Label: Pink Elephant
Year of Release: 1973
Many of the novelty singles released during the 70s were a damn sight more entertaining and imaginative than the "adult" pop which otherwise got taken seriously. I've probably made a case for "Popcorn" by Hot Butter being a genuinely groundbreaking piece of work already on this blog, yet at the time it wasn't really seen as anything other than a quirky experiment.
No such claims can be laid at the feet of Big Cherry, unfortunately, who were clearly a bunch of session musicians summoned into a studio to record a two-sided single about dogs. Yep, you read it right first time. I'm not sure whose marketing idea it was, but it would seem that someone at the label felt that there was a significant gap in the market for canine-themed pop music, something I haven't really witnessed before except in the mockumentary "Best In Show".
Both sides of this record are classier than "God Loves A Norwich Terrier", actually, but it's the B-side that really overloads itself with minimal eccentricity. "Give A Dog A Bone" is chirpy, inoffensive pop music about owning dogs, whereas "Come In Bonzo" is sung entirely from the gruff perspective of the dog. "Find yerself a lamp-post/ with high-class sanitation/ Master gets an 'efty fine/ For barker's aggravation" growls the singer, while analogue synths bleep and squeak in the background and the band knock out something between a conga rhythm and a krautrock beat.

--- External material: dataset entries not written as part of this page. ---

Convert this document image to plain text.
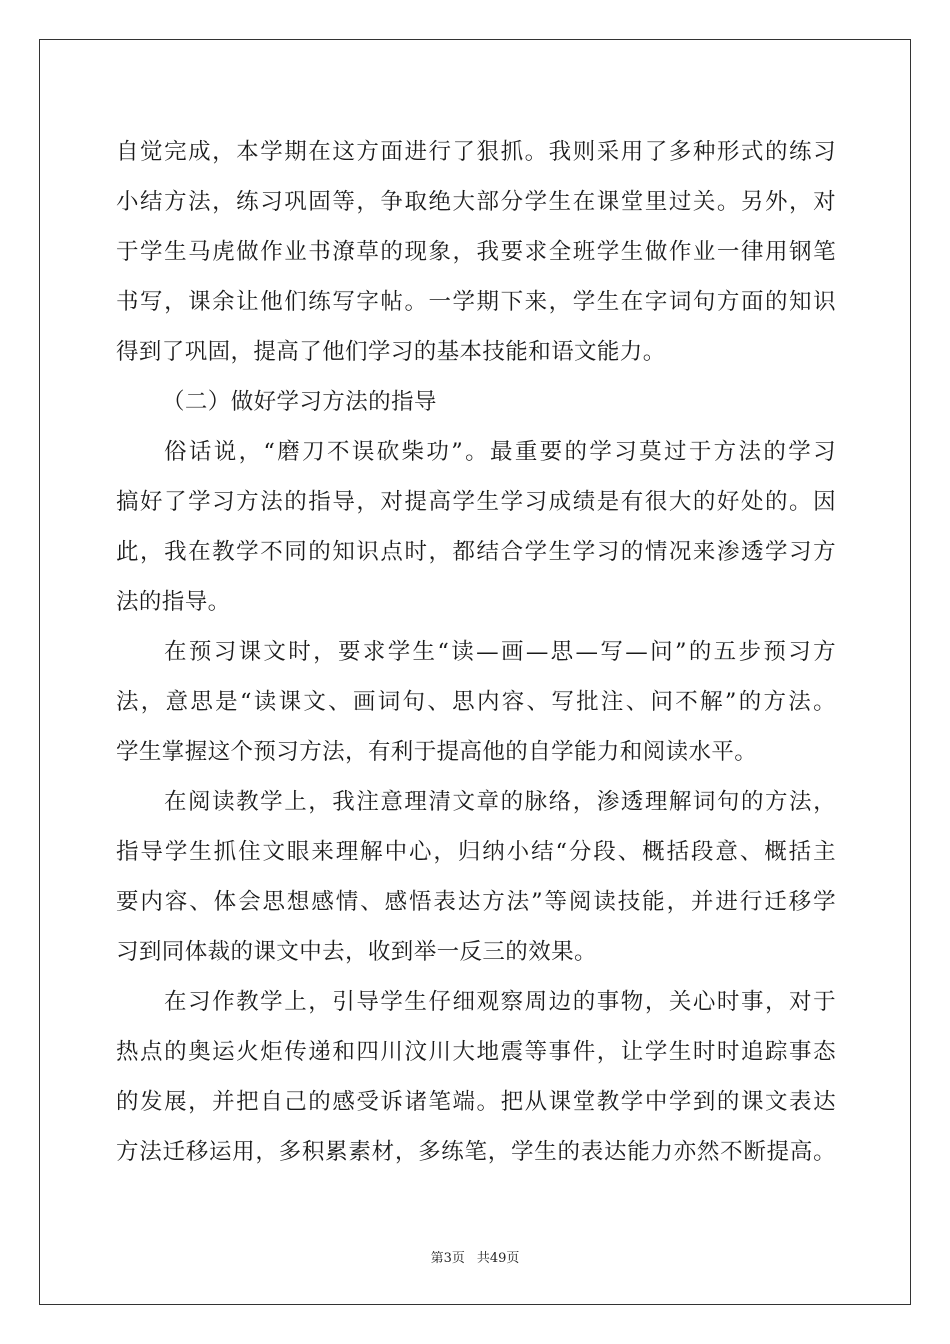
自觉完成，本学期在这方面进行了狠抓。我则采用了多种形式的练习
小结方法，练习巩固等，争取绝大部分学生在课堂里过关。另外，对
于学生马虎做作业书潦草的现象，我要求全班学生做作业一律用钢笔
书写，课余让他们练写字帖。一学期下来，学生在字词句方面的知识
得到了巩固，提高了他们学习的基本技能和语文能力。
（二）做好学习方法的指导
俗话说，“磨刀不误砍柴功”。最重要的学习莫过于方法的学习
搞好了学习方法的指导，对提高学生学习成绩是有很大的好处的。因
此，我在教学不同的知识点时，都结合学生学习的情况来渗透学习方
法的指导。
在预习课文时，要求学生“读—画—思—写—问”的五步预习方
法，意思是“读课文、画词句、思内容、写批注、问不解”的方法。
学生掌握这个预习方法，有利于提高他的自学能力和阅读水平。
在阅读教学上，我注意理清文章的脉络，渗透理解词句的方法，
指导学生抓住文眼来理解中心，归纳小结“分段、概括段意、概括主
要内容、体会思想感情、感悟表达方法”等阅读技能，并进行迁移学
习到同体裁的课文中去，收到举一反三的效果。
在习作教学上，引导学生仔细观察周边的事物，关心时事，对于
热点的奥运火炬传递和四川汶川大地震等事件，让学生时时追踪事态
的发展，并把自己的感受诉诸笔端。把从课堂教学中学到的课文表达
方法迁移运用，多积累素材，多练笔，学生的表达能力亦然不断提高。
第3页 共49页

It's probably the result of an off-the-cuff studio jam, but despite its sheer silliness, it's shockingly addictive. It also sounds so much like a Denim out-take that it's almost hard to believe it isn't one - does Lawrence have this in his collection, I wonder?
I have no idea who performed on this record, but if you're a guilty man or woman, please do step forward. It's a fine piece of work.